Ja¡Wølf • Apr 27, 2026 ★ 4
I enjoy the app. I have two critiques:
1. The warning screen that pops up when you try to open the camera is not necessary and this extra step has made me miss many opportunities to identify animals that are gone before you can snap a pic.
2. Sometimes the app is so finicky that no matter how much time one spends and angles and zooms used, there is never any identification.
lyftsux1980a • Apr 27, 2026 ★ 1
I have uploaded over 100 clear photos and the app has yet to identify any of them.
Smarty Review • Apr 22, 2026 ★ 4
Recognition errors. Can't create account to sync finds across devices without agreeing to: " I consent to allow my personal information to be transferred to the United States of America"
The Real Denster • Apr 19, 2026 ★ 1
They stopped updating the app in 2024. They say there’s “minor bug fixes” in the logs, but the app and all its features are exactly the same as when I joined in 2024. Even the newest available challenge dates to December 2024. And it is missing a lot of species. Believe me, I know the these things. Not only do I use Seek daily but I am also a scientist with a phd in biology
leppuo • Apr 18, 2026 ★ 4
i would rate 5 stars but since 2024 seek seems to not get as much attention from the devs with no new challenges in 2 years. Also the camera is quite frustrating when trying to focus in on an insect
Mr. Insect • Apr 15, 2026 ★ 5
Very good. Cool ui, gamified a bit, got me into bugs and reminds me of pokemon go in real life a bit
dane_lp • Apr 14, 2026 ★ 1
I used to love this app. It was a great way for me to explore the world around me and learn about the natural environment. But lately it either doesn’t recognize species, or the app freezes and has to be restarted.
plantkid378 • Apr 14, 2026 ★ 5
I have had this app for a few years now and it is AMAZING, This app is free, almost never wrong, and is just awesome, I do have a few recommendations, First off, there should be a label telling you wether the plant is toxic or not, Second, I feel that there should be a little more info about the species, And lastly, maybe a few super hard badges to get. Other than that I would HIGHLY recommend this app to anyone who wants to become a botanist one day!
DanManSand • Apr 9, 2026 ★ 1
This app does a lot of cool stuff! There are two reasons I don’t use it:
- The initial safety “Remember screen” is not safe at all and a poor design choice. At least provide a setting to turn it off! I appreciate the warning and fully agree it should be there a few times, but not as a persistent message. This has the unintended effect of drawing a person’s awareness away from nature and into the app, ironically leading to them becoming less aware of their surroundings.

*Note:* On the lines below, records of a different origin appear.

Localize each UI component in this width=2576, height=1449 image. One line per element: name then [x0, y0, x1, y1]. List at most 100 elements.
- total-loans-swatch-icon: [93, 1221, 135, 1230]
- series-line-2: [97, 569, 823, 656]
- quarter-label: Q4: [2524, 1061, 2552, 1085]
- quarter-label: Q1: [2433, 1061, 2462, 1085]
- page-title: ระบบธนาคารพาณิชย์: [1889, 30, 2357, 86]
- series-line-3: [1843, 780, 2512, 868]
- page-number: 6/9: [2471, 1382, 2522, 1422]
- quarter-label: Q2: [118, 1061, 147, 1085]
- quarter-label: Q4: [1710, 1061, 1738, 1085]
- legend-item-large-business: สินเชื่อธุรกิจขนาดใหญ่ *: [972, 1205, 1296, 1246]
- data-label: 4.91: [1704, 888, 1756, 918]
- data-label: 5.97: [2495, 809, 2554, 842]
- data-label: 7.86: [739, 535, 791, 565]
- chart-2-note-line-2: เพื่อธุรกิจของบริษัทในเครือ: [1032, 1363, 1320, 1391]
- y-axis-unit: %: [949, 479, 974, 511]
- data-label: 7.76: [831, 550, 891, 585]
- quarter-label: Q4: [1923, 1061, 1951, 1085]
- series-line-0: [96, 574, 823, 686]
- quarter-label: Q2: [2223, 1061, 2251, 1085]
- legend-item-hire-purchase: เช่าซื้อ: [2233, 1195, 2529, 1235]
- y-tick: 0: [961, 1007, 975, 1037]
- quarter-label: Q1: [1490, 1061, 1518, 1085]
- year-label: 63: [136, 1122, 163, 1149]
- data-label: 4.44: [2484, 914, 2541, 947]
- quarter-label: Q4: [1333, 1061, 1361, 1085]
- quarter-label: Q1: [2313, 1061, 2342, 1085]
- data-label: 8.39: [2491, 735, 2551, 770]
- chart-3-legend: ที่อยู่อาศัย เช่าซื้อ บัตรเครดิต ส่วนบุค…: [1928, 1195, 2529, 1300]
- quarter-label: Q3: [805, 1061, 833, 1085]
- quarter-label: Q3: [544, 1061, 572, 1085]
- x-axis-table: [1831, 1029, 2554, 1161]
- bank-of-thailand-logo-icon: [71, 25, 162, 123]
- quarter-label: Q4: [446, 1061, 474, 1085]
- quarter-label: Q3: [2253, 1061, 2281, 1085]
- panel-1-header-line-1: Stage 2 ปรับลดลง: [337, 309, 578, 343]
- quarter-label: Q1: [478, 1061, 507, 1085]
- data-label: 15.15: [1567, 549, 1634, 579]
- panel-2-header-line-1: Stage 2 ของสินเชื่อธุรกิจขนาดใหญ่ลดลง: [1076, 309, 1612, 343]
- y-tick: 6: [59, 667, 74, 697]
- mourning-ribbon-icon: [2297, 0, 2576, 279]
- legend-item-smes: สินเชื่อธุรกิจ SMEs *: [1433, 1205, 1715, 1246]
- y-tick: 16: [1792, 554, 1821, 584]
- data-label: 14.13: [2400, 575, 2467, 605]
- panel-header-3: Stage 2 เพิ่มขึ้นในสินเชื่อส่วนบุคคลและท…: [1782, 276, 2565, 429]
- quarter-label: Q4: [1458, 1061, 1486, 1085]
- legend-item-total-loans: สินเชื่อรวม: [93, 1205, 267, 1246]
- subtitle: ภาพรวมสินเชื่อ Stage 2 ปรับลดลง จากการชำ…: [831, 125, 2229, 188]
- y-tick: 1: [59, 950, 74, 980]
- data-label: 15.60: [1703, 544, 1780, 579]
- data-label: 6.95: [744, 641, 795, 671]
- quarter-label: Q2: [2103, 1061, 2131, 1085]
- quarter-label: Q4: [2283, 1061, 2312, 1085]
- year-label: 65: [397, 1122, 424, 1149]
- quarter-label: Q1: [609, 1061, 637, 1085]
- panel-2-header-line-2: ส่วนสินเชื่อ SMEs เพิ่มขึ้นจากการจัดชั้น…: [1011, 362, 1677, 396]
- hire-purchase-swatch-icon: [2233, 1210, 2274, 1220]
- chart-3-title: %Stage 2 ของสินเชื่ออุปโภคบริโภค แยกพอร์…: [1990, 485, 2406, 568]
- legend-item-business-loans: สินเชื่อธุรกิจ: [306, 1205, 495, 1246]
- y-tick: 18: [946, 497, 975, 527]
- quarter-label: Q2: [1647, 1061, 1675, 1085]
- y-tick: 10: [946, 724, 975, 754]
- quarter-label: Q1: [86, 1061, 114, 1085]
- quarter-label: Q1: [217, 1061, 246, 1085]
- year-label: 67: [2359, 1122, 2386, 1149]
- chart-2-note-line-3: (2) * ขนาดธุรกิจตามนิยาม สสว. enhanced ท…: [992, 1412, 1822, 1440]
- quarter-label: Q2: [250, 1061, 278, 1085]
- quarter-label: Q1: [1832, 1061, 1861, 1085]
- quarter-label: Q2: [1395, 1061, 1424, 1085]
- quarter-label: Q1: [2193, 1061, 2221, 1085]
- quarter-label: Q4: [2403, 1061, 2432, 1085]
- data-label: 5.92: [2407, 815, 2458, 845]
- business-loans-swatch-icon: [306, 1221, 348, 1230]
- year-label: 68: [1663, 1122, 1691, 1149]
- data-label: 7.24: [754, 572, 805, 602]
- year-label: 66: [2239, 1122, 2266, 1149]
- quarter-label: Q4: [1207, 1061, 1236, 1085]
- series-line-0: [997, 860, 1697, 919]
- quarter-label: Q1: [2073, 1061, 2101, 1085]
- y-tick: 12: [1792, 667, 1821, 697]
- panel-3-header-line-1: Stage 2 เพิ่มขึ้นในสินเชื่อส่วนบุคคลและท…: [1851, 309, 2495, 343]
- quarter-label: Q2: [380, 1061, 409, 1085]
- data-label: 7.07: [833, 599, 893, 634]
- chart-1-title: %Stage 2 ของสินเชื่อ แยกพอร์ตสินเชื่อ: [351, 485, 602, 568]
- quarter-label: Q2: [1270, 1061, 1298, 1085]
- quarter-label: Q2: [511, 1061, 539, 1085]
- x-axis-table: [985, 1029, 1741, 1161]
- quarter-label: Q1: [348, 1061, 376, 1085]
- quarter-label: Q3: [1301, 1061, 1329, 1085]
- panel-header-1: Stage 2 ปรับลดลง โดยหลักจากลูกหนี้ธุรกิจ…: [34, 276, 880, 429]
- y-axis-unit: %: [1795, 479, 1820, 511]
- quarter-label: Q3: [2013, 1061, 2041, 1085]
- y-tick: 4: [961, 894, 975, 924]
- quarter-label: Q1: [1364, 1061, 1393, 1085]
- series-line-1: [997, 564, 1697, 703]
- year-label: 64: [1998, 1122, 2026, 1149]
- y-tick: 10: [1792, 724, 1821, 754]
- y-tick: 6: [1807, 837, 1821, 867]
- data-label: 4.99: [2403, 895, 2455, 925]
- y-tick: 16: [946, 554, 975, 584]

App deloading can make this an even more frustrating experience especially when low power mode leads to that occurring more, compounded with this being more common for people going on long hikes, and even further since people that are into long hikes could also be more into Seeking things as they go along which drains battery further and thus low power mode.
- It should give a link to the species after identification to quickly get to more details about the capture. This could be a direct link to Wikipedia or a prebuilt Google search link, anything to just get the species name easier into a place it can be searched for.
- On the species page, why can you not view other photos of the plant fullscreen?!